Présenté en section Forum du dernier festival de Berlin, ce second film du scénariste Mehdi ben Attia (qui a notamment œuvré pour Téchiné) présente un brassage des genres assez réjouissant. Accompagné d’un propos sur la société française qui ne se veut jamais redondant ni didactique, Je ne suis pas mort distille une atmosphère intrigante, qui cultive à la fois mystère et réalité sociale.
Dans l’univers balisé du film d’auteur parisien, voici un film qui constitue une véritable découverte, renouvelant un genre majoritairement réservé aux atermoiements bourgeois. Je ne suis pas mort se nourrit du même terreau, mais vient pousser le film d’auteur vers le fantastique et le mystère, tantôt thriller psychologique, tantôt fable sociale, tantôt comédie de la vanité humaine. Dès le générique, qui entonne un morceau aux accents hitchcockiens, le ton est donné. Yacine est un jeune homme qui étudie à l’ENA, et vit grâce à un petit boulot de coursier. Un jour, il doit livrer un paquet à Richard, son professeur de philosophie, qui se prend d’affection pour lui, et propose de l’aider à gravir les échelons en lui faisant bénéficier de ses relations.
Le lien trouble qui unit les deux hommes atteint progressivement son point limite à mesure qu’on leur découvre des points de rapprochement – notamment dans la relation compliquée qu’ils ont chacun avec leur père, ou à travers leur désir de reconnaissance. Mehdi ben Attia développe alors ce postulat au pied de la lettre : Richard meurt d’une rupture d’anévrisme, et se « réincarne » dans le corps de Yacine. Énoncé de manière aussi abrupte, ce twist pourrait paraître totalement absurde, mais il est amené avec une belle et étrange économie de moyens, qui permet alors de renverser les polarités. À la description d’une haute société faussement bienveillante se substitue son envers hypocrite, et à la petite vie faite de débrouille de Yacine, l’exemplarité d’une ascension sociale faussée. Et pourtant le récit continue à jongler entre ses possibles, et maintient une incertitude réjouissante quant aux intentions qu’il développe, évitant de souligner un propos qui se mêle aux enjeux d’un film de genre, pour lequel Mehdi ben Attia semble avoir tout autant de considération.

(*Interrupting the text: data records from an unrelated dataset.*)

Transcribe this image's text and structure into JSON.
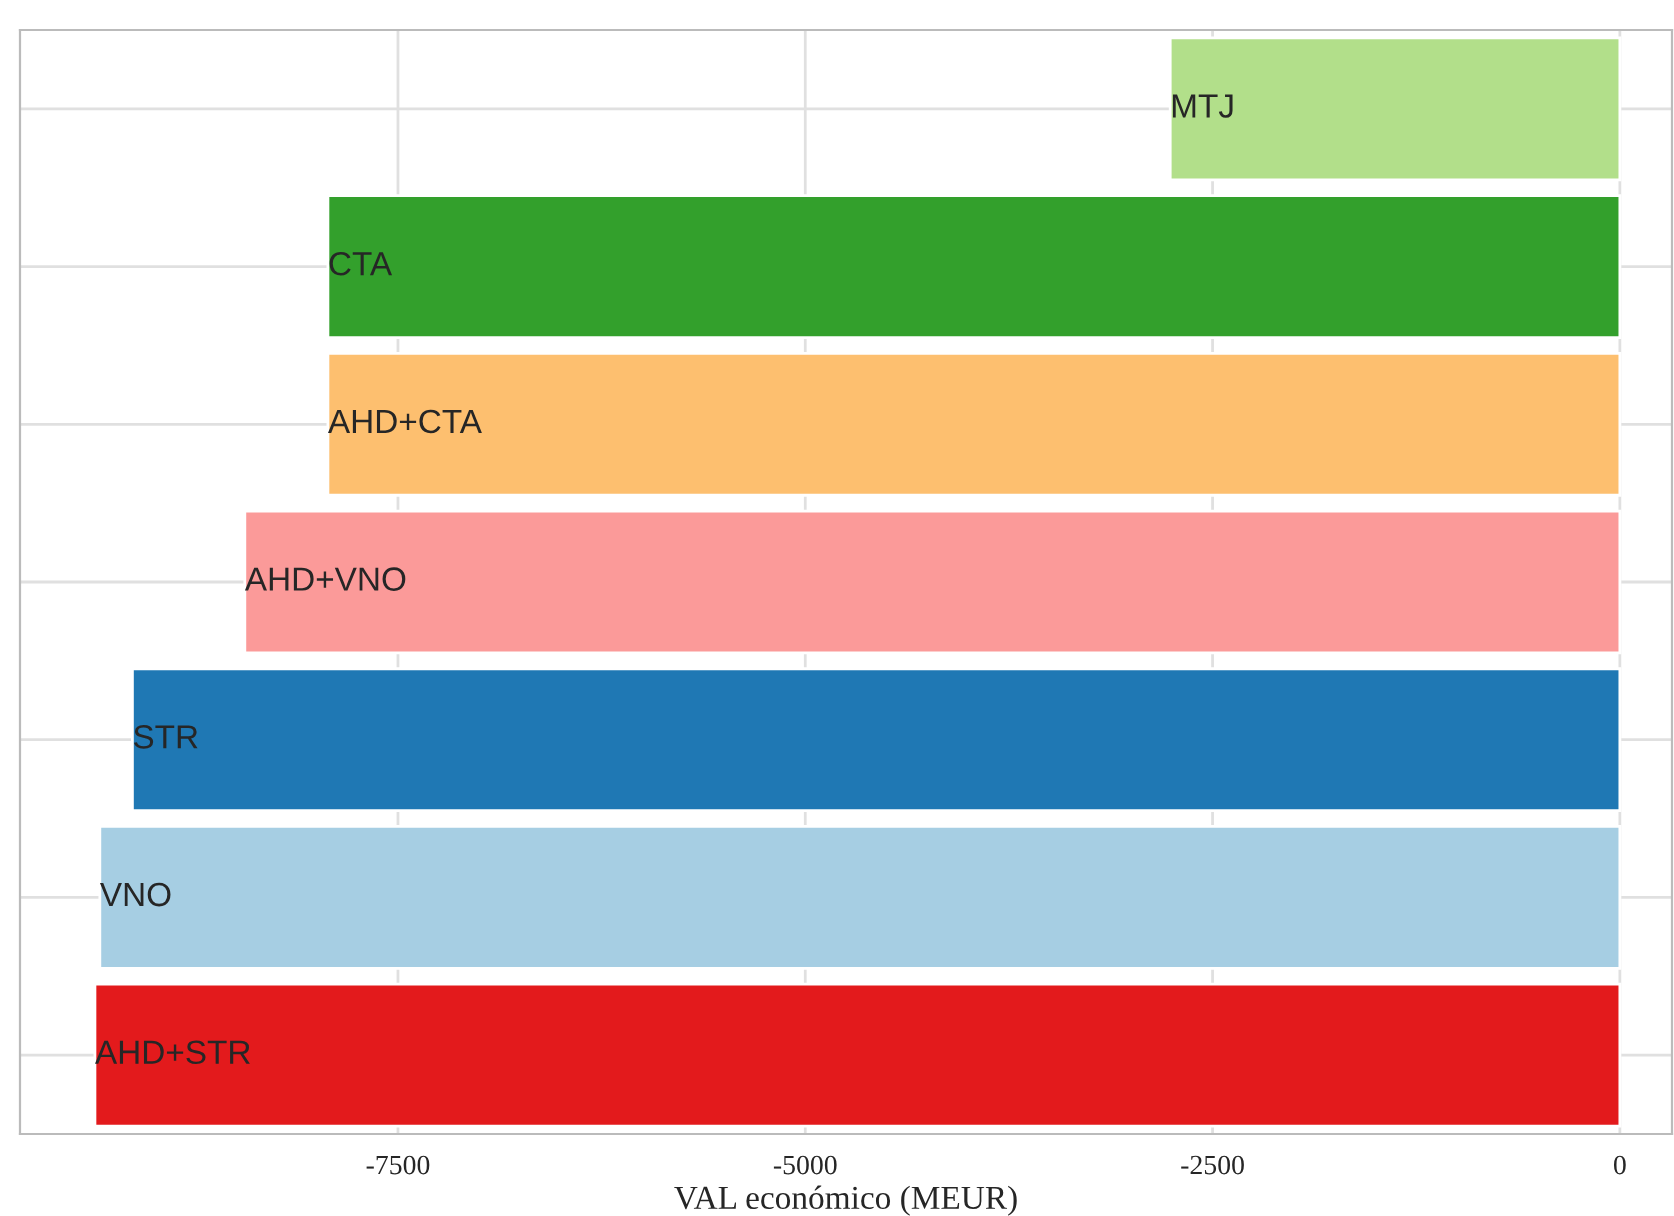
{
  "chart_data": {
    "type": "bar",
    "orientation": "horizontal",
    "xlabel": "VAL económico (MEUR)",
    "categories": [
      "MTJ",
      "CTA",
      "AHD+CTA",
      "AHD+VNO",
      "STR",
      "VNO",
      "AHD+STR"
    ],
    "values": [
      -2760,
      -7930,
      -7930,
      -8440,
      -9130,
      -9330,
      -9360
    ],
    "colors": [
      "#b2df8a",
      "#33a02c",
      "#fdbf6f",
      "#fb9a99",
      "#1f78b4",
      "#a6cee3",
      "#e31a1c"
    ],
    "xlim": [
      -9820,
      320
    ],
    "xticks": [
      -7500,
      -5000,
      -2500,
      0
    ],
    "grid": true,
    "tick_labels": "x"
  }
}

C’est ainsi, par exemple, que la question de l’identité se présente par le biais d’une confusion latente entre les deux personnages : on ne sait progressivement plus si c’est Yacine ou Richard qui s’exprime à travers le corps du jeune homme. Ce désordre identitaire vient se greffer à la description de la condition d’un jeune Maghrébin en France. Le film est ainsi, en filigrane, une sorte de parabole sur le racisme et les inégalités sociales, en même temps qu’il trouve un exutoire en abandonnant un combat perdu d’avance pour le personnage de Yacine/Richard : faire reconnaître aux autres sa véritable identité, chimère qui échappe tant au spectateur qu’au protagoniste lui-même. Je ne suis pas mort interroge également le « rôle social » en général, à travers la cannibalisation du corps de Yacine par Richard, qui tente de séduire à nouveau sa femme en se faisant passer pour un autre. Le film entretient une position ambivalente et reste cantonné à son idée de ne pouvoir déjouer chez ses personnages des intentions qui semblent inextricables, car toutes ouvertes à un champ de possibles. C’est ainsi que l’on se demande si cette femme d’âge mûr mais très attirante (interprétée par Maria de Medeiros) prend le risque de se laisser séduire pour la posture – celle d’être en couple avec un homme issu de l’immigration –, par crise identitaire – retrouver une seconde jeunesse auprès de Yacine – ou parce qu’elle pressent la maturité qui se cache à l’intérieur du corps de Yacine. Le film, lancé vers un horizon indécidable, laisse intelligemment avec ces questionnements, nous renvoyant une image de la société française lucide et troublante.